EUA voltam a pedir resolução da ONU contra a Síria

Conselho de Segurança deve se reunir hoje para discutir a repressão de Damasco após 4º dia de [br]ataques contra porto

Gustavo Chacra, O Estado de S.Paulo

17 de agosto de 2011 | 00h00

CORRESPONDENTE / NOVA YORK

No quarto dia de ofensiva das forças de segurança sírias contra a cidade portuária de Latakia, o Departamento de Estado americano lamentou que uma resolução condenando o regime de Bashar Assad ainda não tenha sido aprovada no Conselho de Segurança das Nações Unidas.

Amanhã, o órgão decisório máximo da ONU deve se reunir para debater a questão síria. Por enquanto, prevalece a divisão entre os países do conselho, dificultando uma negociação para a resolução contra Assad. O mais perto de um acordo que eles chegaram foi a aprovação, há duas semanas, de uma declaração presidencial, com peso bem menor.

"Nós ainda não temos uma resolução no Conselho de Segurança, pois alguns países não apoiam esta medida", disse Victoria Nuland, porta-voz do Departamento de Estado.

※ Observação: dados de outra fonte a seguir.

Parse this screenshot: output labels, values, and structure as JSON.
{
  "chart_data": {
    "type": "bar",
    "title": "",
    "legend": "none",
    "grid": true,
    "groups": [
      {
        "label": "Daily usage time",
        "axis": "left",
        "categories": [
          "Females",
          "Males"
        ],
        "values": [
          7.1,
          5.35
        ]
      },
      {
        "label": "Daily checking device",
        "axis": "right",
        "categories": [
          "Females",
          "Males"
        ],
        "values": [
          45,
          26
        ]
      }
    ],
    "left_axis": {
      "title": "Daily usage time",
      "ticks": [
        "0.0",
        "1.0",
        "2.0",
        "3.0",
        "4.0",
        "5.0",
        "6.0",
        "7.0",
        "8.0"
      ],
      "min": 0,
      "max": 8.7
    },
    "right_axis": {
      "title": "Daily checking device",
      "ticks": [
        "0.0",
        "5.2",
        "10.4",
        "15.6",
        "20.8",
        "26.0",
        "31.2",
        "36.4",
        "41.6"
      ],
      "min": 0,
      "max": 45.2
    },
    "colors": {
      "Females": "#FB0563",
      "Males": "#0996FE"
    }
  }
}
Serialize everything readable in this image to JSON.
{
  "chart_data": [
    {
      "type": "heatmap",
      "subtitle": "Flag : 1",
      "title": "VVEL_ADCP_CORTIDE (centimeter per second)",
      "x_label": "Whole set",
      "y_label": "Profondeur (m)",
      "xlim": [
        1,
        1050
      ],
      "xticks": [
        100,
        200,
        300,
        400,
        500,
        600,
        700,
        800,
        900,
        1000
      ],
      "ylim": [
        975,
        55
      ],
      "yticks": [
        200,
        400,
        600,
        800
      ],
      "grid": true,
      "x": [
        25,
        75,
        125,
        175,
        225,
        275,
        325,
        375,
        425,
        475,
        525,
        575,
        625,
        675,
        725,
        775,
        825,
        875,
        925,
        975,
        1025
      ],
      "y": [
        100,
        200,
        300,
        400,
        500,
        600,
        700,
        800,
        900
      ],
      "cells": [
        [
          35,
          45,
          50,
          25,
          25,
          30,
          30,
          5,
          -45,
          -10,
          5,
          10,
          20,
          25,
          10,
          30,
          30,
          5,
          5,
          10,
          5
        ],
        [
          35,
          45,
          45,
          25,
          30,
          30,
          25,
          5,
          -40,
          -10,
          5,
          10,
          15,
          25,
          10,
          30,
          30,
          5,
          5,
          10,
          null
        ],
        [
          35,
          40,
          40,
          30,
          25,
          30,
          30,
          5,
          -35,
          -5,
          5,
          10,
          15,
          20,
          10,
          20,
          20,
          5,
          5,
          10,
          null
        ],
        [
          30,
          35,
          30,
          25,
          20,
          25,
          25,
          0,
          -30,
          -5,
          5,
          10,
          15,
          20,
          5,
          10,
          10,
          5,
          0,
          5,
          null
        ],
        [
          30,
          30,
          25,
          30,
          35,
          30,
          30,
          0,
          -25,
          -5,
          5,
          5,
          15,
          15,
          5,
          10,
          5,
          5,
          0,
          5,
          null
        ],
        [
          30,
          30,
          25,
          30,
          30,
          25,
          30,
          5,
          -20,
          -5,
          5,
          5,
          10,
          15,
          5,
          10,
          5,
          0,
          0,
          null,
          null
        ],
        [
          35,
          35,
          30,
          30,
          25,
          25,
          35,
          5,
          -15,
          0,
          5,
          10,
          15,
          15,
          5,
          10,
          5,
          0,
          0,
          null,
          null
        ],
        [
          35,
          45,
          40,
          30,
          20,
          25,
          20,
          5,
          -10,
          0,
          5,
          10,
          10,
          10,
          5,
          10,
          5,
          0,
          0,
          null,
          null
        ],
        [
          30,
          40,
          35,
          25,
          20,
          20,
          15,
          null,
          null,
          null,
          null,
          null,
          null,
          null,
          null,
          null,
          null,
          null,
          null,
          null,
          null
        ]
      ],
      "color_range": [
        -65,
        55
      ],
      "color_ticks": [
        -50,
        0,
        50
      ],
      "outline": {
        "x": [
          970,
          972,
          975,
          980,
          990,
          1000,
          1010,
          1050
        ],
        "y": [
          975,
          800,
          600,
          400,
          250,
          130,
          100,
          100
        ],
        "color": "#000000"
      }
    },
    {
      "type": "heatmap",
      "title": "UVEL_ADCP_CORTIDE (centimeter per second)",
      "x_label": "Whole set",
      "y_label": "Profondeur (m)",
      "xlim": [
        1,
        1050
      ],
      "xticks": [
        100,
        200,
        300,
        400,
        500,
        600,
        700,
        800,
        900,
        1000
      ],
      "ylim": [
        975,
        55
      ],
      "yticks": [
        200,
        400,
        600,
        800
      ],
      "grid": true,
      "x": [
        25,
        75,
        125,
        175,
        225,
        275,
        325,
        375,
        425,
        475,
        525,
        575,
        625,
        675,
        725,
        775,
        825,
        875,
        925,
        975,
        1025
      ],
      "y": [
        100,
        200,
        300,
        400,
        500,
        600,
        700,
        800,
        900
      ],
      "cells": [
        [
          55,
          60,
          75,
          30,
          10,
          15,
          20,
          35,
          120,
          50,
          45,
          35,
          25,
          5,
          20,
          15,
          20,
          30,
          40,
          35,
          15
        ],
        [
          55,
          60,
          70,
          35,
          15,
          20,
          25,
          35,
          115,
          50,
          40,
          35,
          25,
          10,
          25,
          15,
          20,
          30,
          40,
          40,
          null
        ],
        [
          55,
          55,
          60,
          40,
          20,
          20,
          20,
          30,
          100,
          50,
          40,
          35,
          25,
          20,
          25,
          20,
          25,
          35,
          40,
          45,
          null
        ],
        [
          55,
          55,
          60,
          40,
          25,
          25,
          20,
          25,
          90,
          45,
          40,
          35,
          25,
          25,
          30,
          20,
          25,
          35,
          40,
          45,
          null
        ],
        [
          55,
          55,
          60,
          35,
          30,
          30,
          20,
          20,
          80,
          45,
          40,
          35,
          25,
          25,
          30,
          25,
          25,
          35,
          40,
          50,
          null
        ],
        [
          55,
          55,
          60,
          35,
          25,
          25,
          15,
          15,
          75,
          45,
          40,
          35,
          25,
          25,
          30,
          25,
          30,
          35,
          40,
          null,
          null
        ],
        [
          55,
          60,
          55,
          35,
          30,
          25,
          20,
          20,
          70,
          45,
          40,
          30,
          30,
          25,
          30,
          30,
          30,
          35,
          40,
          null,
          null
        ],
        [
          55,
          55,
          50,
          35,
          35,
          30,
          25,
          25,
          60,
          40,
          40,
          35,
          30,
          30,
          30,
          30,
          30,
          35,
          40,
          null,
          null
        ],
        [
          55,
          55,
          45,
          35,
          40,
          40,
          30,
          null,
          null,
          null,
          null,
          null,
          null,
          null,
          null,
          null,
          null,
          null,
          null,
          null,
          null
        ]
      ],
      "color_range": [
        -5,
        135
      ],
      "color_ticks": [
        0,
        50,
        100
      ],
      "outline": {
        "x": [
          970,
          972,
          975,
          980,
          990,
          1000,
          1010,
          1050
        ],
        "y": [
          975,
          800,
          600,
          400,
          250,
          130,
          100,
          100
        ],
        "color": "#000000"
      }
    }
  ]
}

Países europeus e os EUA têm trabalhado para conseguir levar adiante um texto condenando o regime de Damasco, mas esbarram na oposição de Rússia e China, com poder de veto, além de Brasil, Índia, África do Sul e Líbano, integrantes rotativos do conselho.

Na avaliação do grupo, que também condena a violência de Assad, uma resolução agora poderia ter efeitos indesejáveis e seria melhor esperar mais algum tempo. O prazo seria de dias ou semanas, mas não de meses. Também existe uma insatisfação com a forma como a resolução que estabeleceu uma zona de exclusão aérea foi usada pela Otan na Líbia.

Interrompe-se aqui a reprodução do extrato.